Taite Music Prize finalists Jakob discuss their nominated album "Sines".
The winner of the Taite Music Prize, which aims to award the best album from a New Zealand artist over a calendar year, will be announced on April 15 at a media event in Auckland. Named after renowned local journalist Dylan Taite, the award comes with $10,000 in prize money for one of the 10 shortlisted nominees.
It was eight years between albums when Jakob released their Taite Music Prize nominated Sines, much of that due to what the band describes as "various obstacles" which included all three members of the band suffering hand injuries that left them unable to play. Guitarist Jeff Boyle, from the Napier post-rock instrumental act, talks about the dynamic sound of Sines and the endless string of challenges they faced when trying to record it.
Can you tell us a little about the recording and songwriting process for the album?
Songwriting for this album actually started back in 2008 after we had got back from a European tour and had signed up with a European label for a new album release. ‘Harmonia’ and ‘Magna Carta’ were written back then. After injuries had put a halt to any more writing or recording for a year and a half we started to write new ideas for an album in 2010/11 when ‘Blind Them With Science’, ‘Emergent’ and ‘Resolve’ were written.
We recorded these and tried to shape a bunch of ideas into songs in a relatively short stint at Roundhead studio which didn’t quite meet the mark we were after so we re-tracked parts here and there at Sister Lung Productions in Napier and at our rehearsal room. ‘Darkness’ & ‘Sines’ were written and recorded during 2013 while we re-tracking.
Did you go into the studio with a vision for how you wanted Sines to sound?
We had a pretty clear vision of what we wanted when we first went into the studio. Like I said, the first session just didn’t meet the mark so we had to press on with what little time and money we had left afterward. Ironically the fact that we were forced to split the recording of this album over multiple studios and long periods of time, meant that the album ended up quite eclectic and dynamic, which is what our original vision was.
What sort of challenges did you face when writing and recording the album?

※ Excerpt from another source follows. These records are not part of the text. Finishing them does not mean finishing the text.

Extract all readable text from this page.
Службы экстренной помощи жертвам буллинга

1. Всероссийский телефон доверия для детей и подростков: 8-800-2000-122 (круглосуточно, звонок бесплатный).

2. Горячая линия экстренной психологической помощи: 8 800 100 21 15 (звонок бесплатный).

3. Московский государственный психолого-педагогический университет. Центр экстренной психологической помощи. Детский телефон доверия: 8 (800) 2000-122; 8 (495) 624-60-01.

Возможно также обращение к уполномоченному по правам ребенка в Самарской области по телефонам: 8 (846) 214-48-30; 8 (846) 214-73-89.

We seemed to encounter an endless string of challenges writing and recording this album. At the first session we had a lot of gear troubles, with amplifiers and pedals breaking down. We had to contend with a serious hand injury whilst trying to re-track a couple of the songs. We also started to run out of funds so had to edit and mix most of it ourselves.

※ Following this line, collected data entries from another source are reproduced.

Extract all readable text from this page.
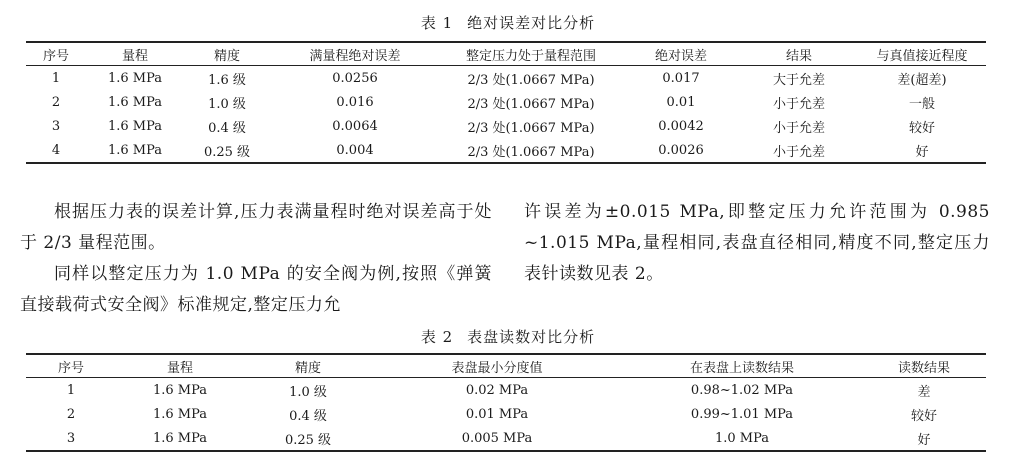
表 1 绝对误差对比分析
序号	量程	精度	满量程绝对误差	整定压力处于量程范围	绝对误差	结果	与真值接近程度
1	1.6 MPa	1.6 级	0.0256	2/3 处(1.0667 MPa)	0.017	大于允差	差(超差)
2	1.6 MPa	1.0 级	0.016	2/3 处(1.0667 MPa)	0.01	小于允差	一般
3	1.6 MPa	0.4 级	0.0064	2/3 处(1.0667 MPa)	0.0042	小于允差	较好
4	1.6 MPa	0.25 级	0.004	2/3 处(1.0667 MPa)	0.0026	小于允差	好

根据压力表的误差计算,压力表满量程时绝对误差高于处于 2/3 量程范围。

同样以整定压力为 1.0 MPa 的安全阀为例,按照《弹簧直接载荷式安全阀》标准规定,整定压力允

许误差为±0.015 MPa,即整定压力允许范围为 0.985 ~1.015 MPa,量程相同,表盘直径相同,精度不同,整定压力表针读数见表 2。

表 2 表盘读数对比分析
序号	量程	精度	表盘最小分度值	在表盘上读数结果	读数结果
1	1.6 MPa	1.0 级	0.02 MPa	0.98~1.02 MPa	差
2	1.6 MPa	0.4 级	0.01 MPa	0.99~1.01 MPa	较好
3	1.6 MPa	0.25 级	0.005 MPa	1.0 MPa	好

What music or influences helped to shape the sound of the record?
It’s really hard to say who or what exactly had a serious impact on the sound of this album. I guess we had a real vision for what we were after and it was kind of based on wanting to progress and develop our sound to broader reaches. Personally I was listening to a lot of Stars Of The Lid and Radiohead while recording this album.

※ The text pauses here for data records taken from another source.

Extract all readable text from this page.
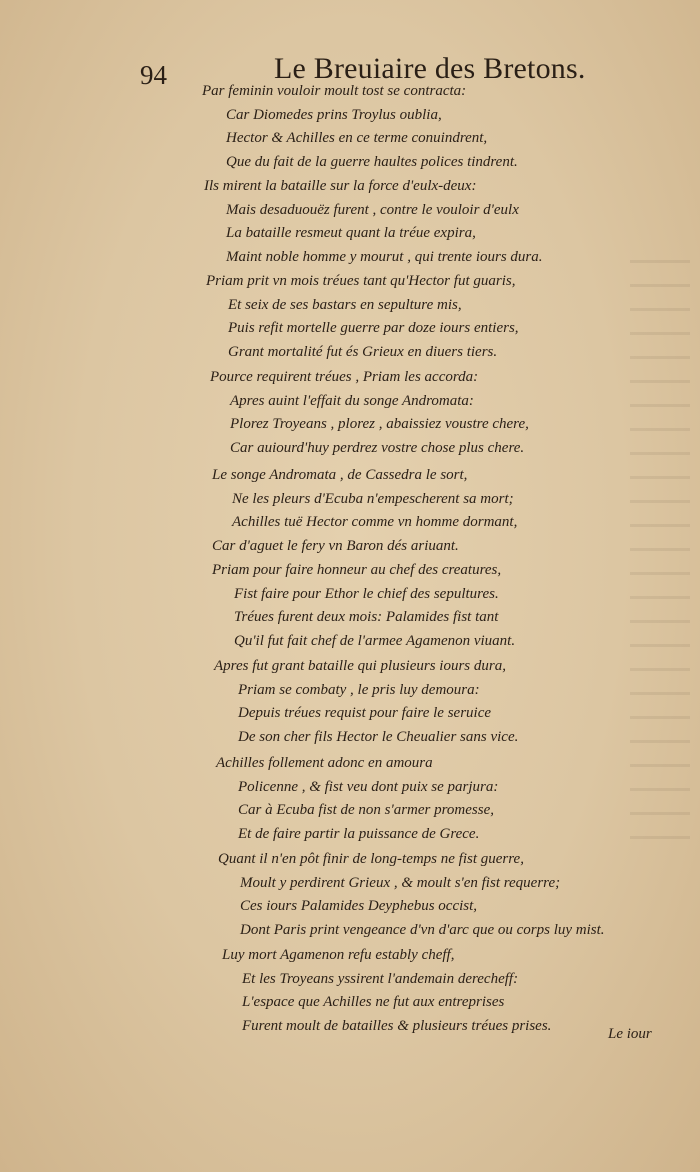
94	Le Breuiaire des Bretons.

Par feminin vouloir moult tost se contracta:
Car Diomedes prins Troylus oublia,
Hector & Achilles en ce terme conuindrent,
Que du fait de la guerre haultes polices tindrent.
Ils mirent la bataille sur la force d'eulx-deux:
Mais desaduouëz furent , contre le vouloir d'eulx
La bataille resmeut quant la tréue expira,
Maint noble homme y mourut , qui trente iours dura.
Priam prit vn mois tréues tant qu'Hector fut guaris,
Et seix de ses bastars en sepulture mis,
Puis refit mortelle guerre par doze iours entiers,
Grant mortalité fut és Grieux en diuers tiers.
Pource requirent tréues , Priam les accorda:
Apres auint l'effait du songe Andromata:
Plorez Troyeans , plorez , abaissiez voustre chere,
Car auiourd'huy perdrez vostre chose plus chere.
Le songe Andromata , de Cassedra le sort,
Ne les pleurs d'Ecuba n'empescherent sa mort;
Achilles tuë Hector comme vn homme dormant,
Car d'aguet le fery vn Baron dés ariuant.
Priam pour faire honneur au chef des creatures,
Fist faire pour Ethor le chief des sepultures.
Tréues furent deux mois: Palamides fist tant
Qu'il fut fait chef de l'armee Agamenon viuant.
Apres fut grant bataille qui plusieurs iours dura,
Priam se combaty , le pris luy demoura:
Depuis tréues requist pour faire le seruice
De son cher fils Hector le Cheualier sans vice.
Achilles follement adonc en amoura
Policenne , & fist veu dont puix se parjura:
Car à Ecuba fist de non s'armer promesse,
Et de faire partir la puissance de Grece.
Quant il n'en pôt finir de long-temps ne fist guerre,
Moult y perdirent Grieux , & moult s'en fist requerre;
Ces iours Palamides Deyphebus occist,
Dont Paris print vengeance d'vn d'arc que ou corps luy mist.
Luy mort Agamenon refu estably cheff,
Et les Troyeans yssirent l'andemain derecheff:
L'espace que Achilles ne fut aux entreprises
Furent moult de batailles & plusieurs tréues prises.

Le iour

Do you have a favourite song from the album?
‘Resolve’ is my favourite song from the album. It kind of sums up exactly what we were after. The first half we wrote just before we went into Roundhead and it had a completely different second half to the one that ended up on the album. When we got back and had a serious listen to the original recorded version we really thought the second half could do a lot more. So we recorded some ideas that we could use to replace the original second half and one of those ideas turned out pretty much just what we were after. Piecing the two together in the mix was entirely different of course and was one of the hardest things to achieve.